Pakistan’s objective national interests are best served by retaining its recently improved relations with Russia while simultaneously improving its troubled ties with the US. Neither should occur at the expense of the other since a balance between them is the most optimal scenario. The two latest developments suggest that the new authorities are seriously considering this pragmatic course of action but might have yet to decide on how to proceed. Russian-Pakistani relations have dominated the discourse in that South Asian state since former Prime Minister Imran Khan claimed that the US ousted him in early April as punishment for his independent foreign policy, particularly its Russian dimension. The new authorities, however, insist that their no-confidence motion against him was constitutional and therefore legal. Whatever side of the debate one stands on, there’s no denying that bilateral ties have been politicised after the latest events. Two recent developments indicate that Russia is sincerely interested in continuing its close cooperation with Pakistan despite the scandal that accompanied the new authorities’ rise to power. Their ties have thus far been characterised by joint anti-terrorist drills, political coordination in Afghanistan, and negotiations over agricultural and energy cooperation. They’re mutually beneficial and not aimed against any third parties. Moscow’s position towards all of its partners is that their relations should always be free from any external influences. In the context of ties with Islamabad, this means that the Kremlin expects that the possible improvement of Pakistani-American ties won’t negatively impact Pakistani-Russian ones.

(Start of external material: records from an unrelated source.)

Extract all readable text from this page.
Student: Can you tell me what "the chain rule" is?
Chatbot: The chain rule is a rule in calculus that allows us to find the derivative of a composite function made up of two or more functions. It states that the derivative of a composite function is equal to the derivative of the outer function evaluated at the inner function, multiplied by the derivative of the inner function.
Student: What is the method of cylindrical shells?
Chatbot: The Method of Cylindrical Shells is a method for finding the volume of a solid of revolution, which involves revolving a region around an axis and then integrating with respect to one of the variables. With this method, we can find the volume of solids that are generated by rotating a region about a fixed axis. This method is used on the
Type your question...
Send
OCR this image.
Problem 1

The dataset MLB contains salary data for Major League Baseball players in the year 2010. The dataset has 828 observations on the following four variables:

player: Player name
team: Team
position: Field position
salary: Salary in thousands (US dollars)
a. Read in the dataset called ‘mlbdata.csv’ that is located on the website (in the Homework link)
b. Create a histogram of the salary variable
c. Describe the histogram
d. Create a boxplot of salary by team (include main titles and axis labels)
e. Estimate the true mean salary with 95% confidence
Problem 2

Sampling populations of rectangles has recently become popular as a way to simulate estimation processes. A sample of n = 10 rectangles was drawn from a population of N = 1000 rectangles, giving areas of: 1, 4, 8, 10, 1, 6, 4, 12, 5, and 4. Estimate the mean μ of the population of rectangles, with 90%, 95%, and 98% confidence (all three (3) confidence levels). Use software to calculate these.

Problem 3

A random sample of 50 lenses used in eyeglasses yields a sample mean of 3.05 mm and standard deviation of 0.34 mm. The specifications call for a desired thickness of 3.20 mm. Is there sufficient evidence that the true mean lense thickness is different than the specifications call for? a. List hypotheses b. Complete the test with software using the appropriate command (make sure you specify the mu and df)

Observers should keep this in mind when interpreting the report from The Express Tribune claiming that President Vladimir Putin and Prime Minister Sharif have quietly exchanged letters expressing their mutual desire to continue comprehensively cooperating with one another. That Pakistani outlet is regarded as a credible source of information so its report shouldn’t be dismissed out of hand. It claimed that a senior foreign office official from their country spoke to them on the condition of anonymity to reveal that “Putin expressed the desire to deepen cooperation between the two countries. PM Shehbaz wrote back to Putin thanking him for his felicitation message and expressed similar sentiments on bilateral ties between the two countries as well as cooperation on Afghanistan.” If true, then it’s a promising development which might put to rest some of the suspicions that the new authorities are operating under US influence or might even be completely controlled by the declining unipolar hegemon. The second event worth considering in this context is the Russian Embassy in Pakistan’s tweet on Thursday that Foreign Minister Sergey Lavrov congratulated Bilawal Bhutto on his appointment as the new Foreign Minister. This confirms Russia’s sincere interest in continuing to closely cooperate with Pakistan and adds credence to The Express Tribune’s report.

Analysing both developments back-to-back, it certainly seems like the new authorities are receptive to Russia’s recent outreaches. The reported exchange of letters between their leaders and Foreign Minister Lavrov’s public invitation to his Pakistani counterpart to visit Moscow suggest at the very least that baby steps are being taken to keep their ties on track despite the scandalous context in which they’re being practiced following early April’s change of government and the former premier’s speculation about the reason behind his ouster. This is a positive development that should be celebrated by both sides, but it would of course be best if these are actually signs of something bigger that might be in the works between them. To explain, bilateral relations are extremely promising and have the exciting potential to truly develop into a comprehensive strategic partnership with time. For that to happen, though, they must absolutely remain on track and mustn’t be slowed down whatsoever at all no matter how much the US might pressure Pakistan to do so. Pakistan’s objective national interests are best served by retaining its recently improved relations with Russia while simultaneously improving its troubled ties with the US. Neither should occur at the expense of the other since a balance between them is the most optimal scenario. The two latest developments suggest that the new authorities are seriously considering this pragmatic course of action but might have yet to decide on how to proceed. That’s somewhat understandable considering how politicised relations with Russia have become due to the scandal surrounding the recent change of government and speculation about what Pakistan might have to compromise on as a quid pro quo for improving ties with the US. Nevertheless, it’s still a positive step in the right direction that baby steps are at least being taken to ensure that relations with Russia aren’t harmed by what just transpired in the country. It remains to be seen whether the pace of their previously rapid rapprochement with Russia will continue, but it doesn’t look like their prior progress will be reversed barring some unexpected development. That being the case, Pakistan should be praised for not abandoning the Russian vector of its grand strategy, which will hopefully continue to strengthen.